Defensive tackle John Thornton, who came to the Bengals because Lewis was here, can probably sum up the difference. As a high school player, Thornton went with a friend to Coughlin's Boston College summer football camp, and literally got kicked in the butt during stretching. It was probably playful on Coughlin's part, but Thornton still remembers it.

"Would you like a guy that kicked you in the butt?" Thornton asked. "But I think Marvin is tougher on players than people think. I don't know how he is with the offensive guys, but he's tough on us. He gets on you."

Just last week, cornerback Tory James went out of his way to praise Lewis for coming down on him and challenging him to play better, and James appreciated it was done demandingly, as well as candidly, positively, and privately.

So, discipline is something they have in common, but Sunday's matchup is carried by the contrasts. Coughlin is offense. Lewis is defense. Coughlin didn't sit his rookie quarterback for his first season, choosing not to waste a year and sacrificing a playoff run. Lewis iced Carson Palmer behind Jon Kitna as he chose to give his program credibility with a playoff run that took them to the last week.

With the Giants in the Super Bowl just four years ago, and the Bengals not there in the past 16 seasons, and the fact Coughlin took the Jags to two AFC title games, Coughlin had the capital that Lewis didn't to make such a move.

And yet, they have both undergone similar criticism. Coughlin is still getting ripped for making the quarterback change when the club was 5-4, exchanging Kurt Warner for Eli Manning just in time to play five defenses now ranked, 13, 9, 2, 6, and 1, respectively, even though Warner had a 86.5 passer rating. Lewis was ripped for tapping Palmer in the offseason even though Kitna was coming off his best year ever.

Coughlin, the offensive disciplinarian, is getting heat with the No. 23 offense and a team that has the eighth most penalty yards in the NFL. Lewis, the defensive disciplinarian, had been taking heat up until about six weeks ago for a leaky defense and still gets asked about an offense that has struggled with penalties on the road.

It took Palmer's last three starts and Kitna's first to vindicate Lewis. Coughlin is still waiting for validation of the move he made with Warner (primarily because he had thrown just six touchdown passes while getting sacked 39 times), and Manning's fine outing last week against the Steelers could be the start of it.

Special teams could make difference again

A week after their first major blunder under Lewis, the Bills' blocked punt for a touchdown, the Bengals have to deal with the Giants kick return unit that has two touchdowns by two different players.
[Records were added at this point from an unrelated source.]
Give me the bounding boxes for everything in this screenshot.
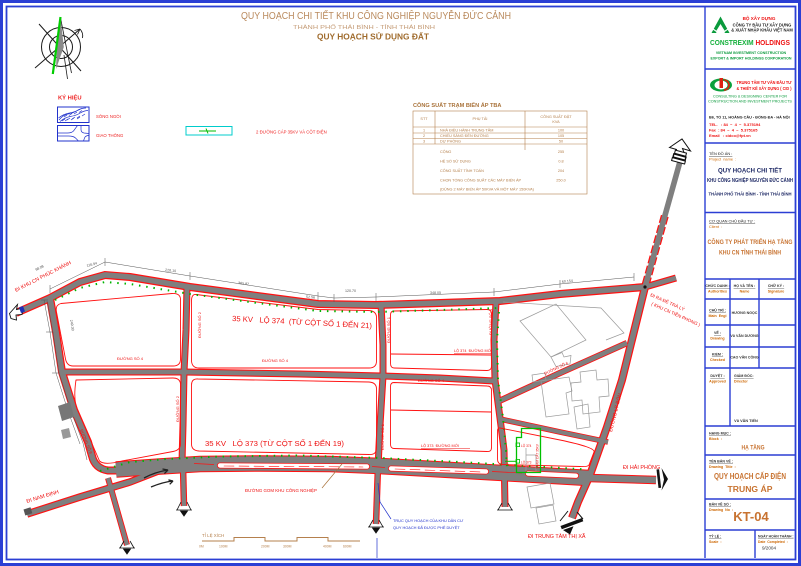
svg-text:TRẠM CẮT 35KV: TRẠM CẮT 35KV <box>535 443 540 469</box>
svg-text:1: 1 <box>423 129 425 133</box>
svg-text:CHỦ TRÌ :: CHỦ TRÌ : <box>709 308 726 313</box>
svg-text:KÝ HIỆU: KÝ HIỆU <box>58 94 82 102</box>
svg-text:HẠ TẦNG: HẠ TẦNG <box>742 445 765 452</box>
svg-text:Signature: Signature <box>768 290 785 294</box>
svg-text:0.8: 0.8 <box>558 160 563 164</box>
svg-text:50: 50 <box>559 140 563 144</box>
svg-text:& THIẾT KẾ XÂY DỰNG ( CID ): & THIẾT KẾ XÂY DỰNG ( CID ) <box>737 85 792 91</box>
svg-text:Name: Name <box>740 290 750 294</box>
svg-text:ĐƯỜNG SỐ 4: ĐƯỜNG SỐ 4 <box>262 358 289 363</box>
svg-text:ĐƯỜNG SỐ 4: ĐƯỜNG SỐ 4 <box>117 356 144 361</box>
svg-text:QUY HOẠCH CẤP ĐIỆN: QUY HOẠCH CẤP ĐIỆN <box>714 470 786 481</box>
svg-text:TRUNG ÁP: TRUNG ÁP <box>728 484 773 494</box>
svg-text:NGÀY HOÀN THÀNH :: NGÀY HOÀN THÀNH : <box>758 534 794 539</box>
svg-text:CONSTRUCTION AND INVESTMENT PR: CONSTRUCTION AND INVESTMENT PROJECTS <box>708 100 792 104</box>
svg-text:CÔNG SUẤT TRẠM BIẾN ÁP TBA: CÔNG SUẤT TRẠM BIẾN ÁP TBA <box>413 101 501 109</box>
svg-text:EXPORT & IMPORT HOLDINGS CORPO: EXPORT & IMPORT HOLDINGS CORPORATION <box>711 57 792 61</box>
svg-text:52.56: 52.56 <box>306 295 315 300</box>
svg-text:STT: STT <box>420 117 428 121</box>
svg-text:ĐI TRUNG TÂM THỊ XÃ: ĐI TRUNG TÂM THỊ XÃ <box>528 533 586 540</box>
svg-text:348.05: 348.05 <box>430 291 441 295</box>
svg-text:ĐƯỜNG GOM KHU CÔNG NGHIỆP: ĐƯỜNG GOM KHU CÔNG NGHIỆP <box>245 488 317 493</box>
svg-text:KT-04: KT-04 <box>733 509 769 524</box>
svg-text:Email : cidco@fpt.vn: Email : cidco@fpt.vn <box>709 133 751 138</box>
svg-text:9/2004: 9/2004 <box>762 546 776 551</box>
svg-text:CỘNG: CỘNG <box>440 149 451 154</box>
svg-text:255: 255 <box>558 150 564 154</box>
svg-text:KHU CÔNG NGHIỆP NGUYỄN ĐỨC CẢN: KHU CÔNG NGHIỆP NGUYỄN ĐỨC CẢNH <box>707 176 793 184</box>
svg-text:Drawing No :: Drawing No : <box>709 508 733 512</box>
svg-text:204: 204 <box>558 169 564 173</box>
svg-text:BẢN VẼ SỐ :: BẢN VẼ SỐ : <box>709 502 731 507</box>
svg-text:KHU CN TỈNH THÁI BÌNH: KHU CN TỈNH THÁI BÌNH <box>719 248 781 257</box>
svg-text:CHỌN TỔNG CÔNG SUẤT CÁC MÁY BI: CHỌN TỔNG CÔNG SUẤT CÁC MÁY BIẾN ÁP <box>440 178 521 183</box>
svg-text:CONSTREXIM HOLDINGS: CONSTREXIM HOLDINGS <box>710 38 790 47</box>
svg-text:VIETNAM INVESTMENT CONSTRUCTIO: VIETNAM INVESTMENT CONSTRUCTION <box>716 51 787 55</box>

Wide receiver Willie Ponder and running back Derrick Ward have each gone all the way, but the way they're luck is going with injuries, the Giants will probably be able to only keep one active. It's probably going to be Ponder because they're so beat up at receiver, and because he took one 91 yards for a touchdown just last week against Pittsburgh.

Actually, the running back they have to worry about on the kicks is the off-returner, a crushing blocker named Ron Dayne. One Heisman Trophy winner likely won't play Sunday in Palmer and the other, the 5-10, 245-pound Dayne, is going to be content taking out his frustrations playing behind Tiki Barber with his blocking. They say he's been terrific opening up holes.

Meanwhile, Bengals special teams coach Darrin Simmons has gone back to basics after the Cincinnati teams gave up its first touchdown on his watch. Apparently, the lineman next to long snapper Brad St. Louis missed his block, putting St. Louis one-on-one, which isn't supposed to happen. But St. Louis wouldn't say that.

All he said is, "It's the little things. It's not supposed to happen and Darrin is going to make sure it won't. We're going to make sure we've already communicated."

One note. Giants punter Jeff Feagles has had two punts blocked this season. The last time the Bengals blocked a punt was nine years ago against the defunct Oilers.